Hearing does not happen in your ears but in your brain. Your brain uses information from your ears to decipher sound, as well as provide space perception, depth perception and balance. Binaural hearing, or hearing with both ears, benefits your brain by providing it with a fuller set of stimulus data.
If you’re using one hearing aid when your hearing test indicates that you should be using two, the chances of your brain getting all the information it needs to hear and understand reduces by 50%. It also removes the ability to perceive space and depth.
Here are some of the benefits of binaural hearing and why you should invest in two hearing aids:
Less amplification power is required when two hearing aids are worn.
The reduced need for amplification means that loud sounds are more comfortable and listening is less stressful.

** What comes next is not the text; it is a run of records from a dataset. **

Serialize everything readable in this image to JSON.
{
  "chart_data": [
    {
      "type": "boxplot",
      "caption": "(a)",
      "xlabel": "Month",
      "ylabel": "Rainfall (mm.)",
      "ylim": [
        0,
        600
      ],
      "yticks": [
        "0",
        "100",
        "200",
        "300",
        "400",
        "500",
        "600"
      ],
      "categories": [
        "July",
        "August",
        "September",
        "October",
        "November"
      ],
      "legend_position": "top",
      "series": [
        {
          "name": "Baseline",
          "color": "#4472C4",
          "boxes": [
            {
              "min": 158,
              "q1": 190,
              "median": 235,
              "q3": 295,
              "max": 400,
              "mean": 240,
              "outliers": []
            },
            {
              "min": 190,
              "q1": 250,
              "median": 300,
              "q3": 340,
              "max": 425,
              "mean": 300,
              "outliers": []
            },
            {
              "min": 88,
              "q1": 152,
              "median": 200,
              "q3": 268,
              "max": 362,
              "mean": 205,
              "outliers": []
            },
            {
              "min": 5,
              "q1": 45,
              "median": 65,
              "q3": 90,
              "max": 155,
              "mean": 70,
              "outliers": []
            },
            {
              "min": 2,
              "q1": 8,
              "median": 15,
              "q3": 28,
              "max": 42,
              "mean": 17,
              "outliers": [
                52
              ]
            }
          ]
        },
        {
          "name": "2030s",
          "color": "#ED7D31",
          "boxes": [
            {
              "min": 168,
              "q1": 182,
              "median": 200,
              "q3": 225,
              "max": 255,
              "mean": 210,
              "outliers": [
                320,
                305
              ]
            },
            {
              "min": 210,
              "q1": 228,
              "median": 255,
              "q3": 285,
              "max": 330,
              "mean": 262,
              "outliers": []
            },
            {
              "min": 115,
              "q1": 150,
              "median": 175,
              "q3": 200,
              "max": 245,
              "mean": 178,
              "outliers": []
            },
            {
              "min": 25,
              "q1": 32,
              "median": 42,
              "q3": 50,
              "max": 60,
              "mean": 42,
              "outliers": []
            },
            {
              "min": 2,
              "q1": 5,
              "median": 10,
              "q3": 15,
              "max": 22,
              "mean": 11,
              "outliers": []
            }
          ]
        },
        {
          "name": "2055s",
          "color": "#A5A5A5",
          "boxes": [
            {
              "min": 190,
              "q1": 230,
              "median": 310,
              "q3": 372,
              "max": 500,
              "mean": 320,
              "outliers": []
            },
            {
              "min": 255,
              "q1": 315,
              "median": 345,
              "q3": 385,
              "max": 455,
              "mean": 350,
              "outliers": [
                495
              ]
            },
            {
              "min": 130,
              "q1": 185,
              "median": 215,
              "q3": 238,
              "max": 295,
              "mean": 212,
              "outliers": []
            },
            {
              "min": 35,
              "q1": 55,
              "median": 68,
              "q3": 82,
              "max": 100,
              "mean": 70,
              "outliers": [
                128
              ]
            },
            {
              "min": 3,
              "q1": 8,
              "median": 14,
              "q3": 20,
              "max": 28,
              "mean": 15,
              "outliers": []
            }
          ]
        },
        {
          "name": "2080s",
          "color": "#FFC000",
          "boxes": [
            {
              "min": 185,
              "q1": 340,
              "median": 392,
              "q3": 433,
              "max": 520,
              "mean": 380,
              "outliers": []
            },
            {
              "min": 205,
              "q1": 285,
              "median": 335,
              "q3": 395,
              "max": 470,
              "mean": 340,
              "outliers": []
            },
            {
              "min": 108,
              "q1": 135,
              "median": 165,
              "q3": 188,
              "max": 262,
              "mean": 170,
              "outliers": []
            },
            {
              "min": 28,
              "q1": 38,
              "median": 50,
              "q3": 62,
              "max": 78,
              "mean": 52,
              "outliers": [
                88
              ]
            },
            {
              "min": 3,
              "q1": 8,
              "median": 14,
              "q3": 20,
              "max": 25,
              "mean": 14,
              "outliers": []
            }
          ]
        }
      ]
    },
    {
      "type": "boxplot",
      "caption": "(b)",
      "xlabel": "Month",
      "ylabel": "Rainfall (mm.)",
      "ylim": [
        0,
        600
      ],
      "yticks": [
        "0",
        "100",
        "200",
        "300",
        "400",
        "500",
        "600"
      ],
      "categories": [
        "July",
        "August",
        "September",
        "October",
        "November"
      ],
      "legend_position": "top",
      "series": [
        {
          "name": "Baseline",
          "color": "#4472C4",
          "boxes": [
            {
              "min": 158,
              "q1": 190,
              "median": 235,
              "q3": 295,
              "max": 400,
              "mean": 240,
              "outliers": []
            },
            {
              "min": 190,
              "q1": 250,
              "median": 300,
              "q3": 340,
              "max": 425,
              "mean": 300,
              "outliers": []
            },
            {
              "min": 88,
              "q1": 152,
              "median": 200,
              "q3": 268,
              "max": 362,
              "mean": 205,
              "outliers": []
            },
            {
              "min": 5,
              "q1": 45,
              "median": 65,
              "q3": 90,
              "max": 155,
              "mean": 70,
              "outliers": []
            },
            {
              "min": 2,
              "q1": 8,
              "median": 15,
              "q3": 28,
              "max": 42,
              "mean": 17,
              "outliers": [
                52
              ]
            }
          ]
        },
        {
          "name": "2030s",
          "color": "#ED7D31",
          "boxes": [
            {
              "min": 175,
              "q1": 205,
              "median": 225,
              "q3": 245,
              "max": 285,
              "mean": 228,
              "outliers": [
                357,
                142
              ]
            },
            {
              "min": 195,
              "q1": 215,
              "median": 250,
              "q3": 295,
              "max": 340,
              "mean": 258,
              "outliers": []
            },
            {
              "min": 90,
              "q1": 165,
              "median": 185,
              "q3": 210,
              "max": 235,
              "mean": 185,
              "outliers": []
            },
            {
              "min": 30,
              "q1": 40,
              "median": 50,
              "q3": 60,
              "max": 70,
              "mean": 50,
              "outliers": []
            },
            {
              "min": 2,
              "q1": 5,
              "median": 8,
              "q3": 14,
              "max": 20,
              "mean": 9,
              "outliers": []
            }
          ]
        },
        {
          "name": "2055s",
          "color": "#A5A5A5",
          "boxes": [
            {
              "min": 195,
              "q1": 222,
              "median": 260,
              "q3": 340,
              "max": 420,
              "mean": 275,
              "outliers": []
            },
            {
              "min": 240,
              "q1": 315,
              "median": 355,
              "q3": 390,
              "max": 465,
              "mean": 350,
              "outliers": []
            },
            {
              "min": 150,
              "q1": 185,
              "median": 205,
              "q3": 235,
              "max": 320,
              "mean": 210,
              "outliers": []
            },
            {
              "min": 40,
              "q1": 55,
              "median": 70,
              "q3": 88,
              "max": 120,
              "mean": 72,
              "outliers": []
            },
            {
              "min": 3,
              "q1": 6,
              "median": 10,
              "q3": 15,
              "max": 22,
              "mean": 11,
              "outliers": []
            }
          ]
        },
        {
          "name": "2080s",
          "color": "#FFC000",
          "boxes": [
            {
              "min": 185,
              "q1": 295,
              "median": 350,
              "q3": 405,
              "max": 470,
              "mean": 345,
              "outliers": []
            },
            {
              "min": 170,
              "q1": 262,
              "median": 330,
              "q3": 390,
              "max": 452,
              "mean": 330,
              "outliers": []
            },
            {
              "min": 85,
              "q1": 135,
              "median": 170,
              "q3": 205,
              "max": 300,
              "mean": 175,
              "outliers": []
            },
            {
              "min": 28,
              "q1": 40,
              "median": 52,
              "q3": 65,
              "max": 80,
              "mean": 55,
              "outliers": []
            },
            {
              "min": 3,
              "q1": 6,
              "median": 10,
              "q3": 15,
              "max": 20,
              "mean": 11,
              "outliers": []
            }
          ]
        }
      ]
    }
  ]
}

Anyone who has listened to music in stereo, as opposed to mono, knows that it’s necessary for depth perception. Mono makes all sounds seem flat and unnatural. Your hearing is the same: your brain can hear in stereo, but it requires that we use both ears. Things will sound more natural and will also be more easily understood.
Binaural hearing allows you to detect what direction a sound is coming from. Someone using only one ear to listen is often wondering, “Where is that sound coming from?” Binaural hearing, however, gives the listener a sense of location and the ability to locate sounds in all directions.
Just as your brain uses the images that each of your eyes see to create one cohesive picture, your two ears working together creates this spatial perception. The two halves of your brain work together to give you an auditory image. Binaural hearing aids help the ears get the messages to both sides of the brain.
In noisy environments with multiple people speaking at once, like at a restaurant, it becomes more difficult to understand the one person at the table with you. Voice discrimination when you’re competing with background noise is difficult even with two ears and becomes almost impossible with only one. Binaural hearing aids provide the greatest advantage to hearing in noise.
Those listening with one ear are often considered rude because they tend to ignore people speaking on their unaided side. In business and social settings, wearing two hearing aids is your best bet for being the best listener possible.